True to form, the State of Alaska did appeal the Akiachak decision, and secured an injunction preventing the Department of the Interior’s regulations from taking effect in Alaska until resolution of the lengthy appeal process. Once again we are witnessing an incessant litigation posture in opposite to tribal self-determination; once again we are witnessing the waste of precious time and resource, further imperiling life and limb. Alaska is once again presented with its historic opportunity: take on the compulsive fight to maintain an inherently broken system, or embrace the opportunities tribal trust lands can bring to the state. Trust land in Alaska can open up new streams of funding and training for rural public safety, law enforcement, victim’s services, justice and rehabilitation. Tribal governments are best positioned on the ground to service the vast needs of rural Alaska. The consolidation of tribal sovereignty over ancestral territory provides the opportunity for Alaska and its sister sovereigns to enter into real government-to-government agreements to maximize the best that both governments have to offer their citizens. There are intelligent opportunities for cross-deputization and cooperation on public safety, and continued cross-pollination to improve the delivery of justice to Alaska’s Native village communities.

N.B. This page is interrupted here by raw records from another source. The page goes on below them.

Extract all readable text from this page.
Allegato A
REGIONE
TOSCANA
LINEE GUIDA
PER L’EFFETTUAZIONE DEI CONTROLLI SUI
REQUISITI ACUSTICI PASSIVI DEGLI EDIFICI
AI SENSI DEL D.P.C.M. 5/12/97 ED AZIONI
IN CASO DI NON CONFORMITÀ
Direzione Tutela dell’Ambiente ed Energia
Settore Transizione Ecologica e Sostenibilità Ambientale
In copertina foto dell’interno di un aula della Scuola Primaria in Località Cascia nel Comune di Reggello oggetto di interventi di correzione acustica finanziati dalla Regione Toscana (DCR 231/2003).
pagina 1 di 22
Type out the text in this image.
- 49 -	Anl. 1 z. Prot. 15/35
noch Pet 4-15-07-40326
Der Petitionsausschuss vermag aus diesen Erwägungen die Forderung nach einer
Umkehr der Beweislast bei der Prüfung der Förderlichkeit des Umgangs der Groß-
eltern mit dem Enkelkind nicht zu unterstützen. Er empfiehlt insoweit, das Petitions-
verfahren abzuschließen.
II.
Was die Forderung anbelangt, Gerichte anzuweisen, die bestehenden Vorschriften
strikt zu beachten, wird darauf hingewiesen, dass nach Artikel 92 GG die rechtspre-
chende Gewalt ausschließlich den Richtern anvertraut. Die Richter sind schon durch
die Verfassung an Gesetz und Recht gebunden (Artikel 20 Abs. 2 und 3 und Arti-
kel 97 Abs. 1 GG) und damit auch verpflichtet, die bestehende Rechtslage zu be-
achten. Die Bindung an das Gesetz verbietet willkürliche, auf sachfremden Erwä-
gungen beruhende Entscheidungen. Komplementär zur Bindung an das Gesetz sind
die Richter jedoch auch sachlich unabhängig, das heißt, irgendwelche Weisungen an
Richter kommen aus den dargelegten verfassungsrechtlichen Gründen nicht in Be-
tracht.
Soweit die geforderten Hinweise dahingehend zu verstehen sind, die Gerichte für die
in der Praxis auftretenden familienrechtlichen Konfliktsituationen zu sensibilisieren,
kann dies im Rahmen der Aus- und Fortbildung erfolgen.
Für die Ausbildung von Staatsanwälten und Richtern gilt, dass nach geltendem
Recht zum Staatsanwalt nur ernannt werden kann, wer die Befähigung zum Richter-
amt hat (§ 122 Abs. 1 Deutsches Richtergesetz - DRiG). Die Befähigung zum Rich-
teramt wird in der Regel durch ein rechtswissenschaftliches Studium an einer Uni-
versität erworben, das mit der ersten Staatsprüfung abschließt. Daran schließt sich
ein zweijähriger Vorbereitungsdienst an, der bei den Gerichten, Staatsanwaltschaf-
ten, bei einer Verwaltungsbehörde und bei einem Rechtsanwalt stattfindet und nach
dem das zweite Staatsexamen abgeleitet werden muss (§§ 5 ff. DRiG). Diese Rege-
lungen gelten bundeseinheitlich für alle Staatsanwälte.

The statistics encircling our families don’t lie: fighting against Alaska citizens to maintain a broken status quo is nonsensical. The prescription for healing Alaska Native families remains up on the wall for all to see; it is just a matter of time – Alaska must wisely broker a peace treaty with its Tribes and work together. The question for today’s leadership remains: If not now, when?
Judge David Avraham Voluck sits on the benches of the Central Council of Tlingit & Haida Indian Tribes of Alaska, Sitka Tribe of Alaska, and Aleut Community of St. Paul Island Tribal Government, is an adjunct professor of Indian law, and co-authored with David S. Case, “Alaska Natives & American Laws 3d. Ed.” Sarah Deer is a citizen of the Muscogee (Creek) Nation and a recipient of a 2014 MacArthur Foundation Fellowship for her work addressing violence against Native women. She teaches law at William Mitchell College of Law in St. Paul, Minnesota and serves as an appellate judge for two tribes in Minnesota. Her only goddaughter resides in Arctic Village, Alaska. Her forthcoming book is The Beginning and End of Rape, to be released in Fall 2015.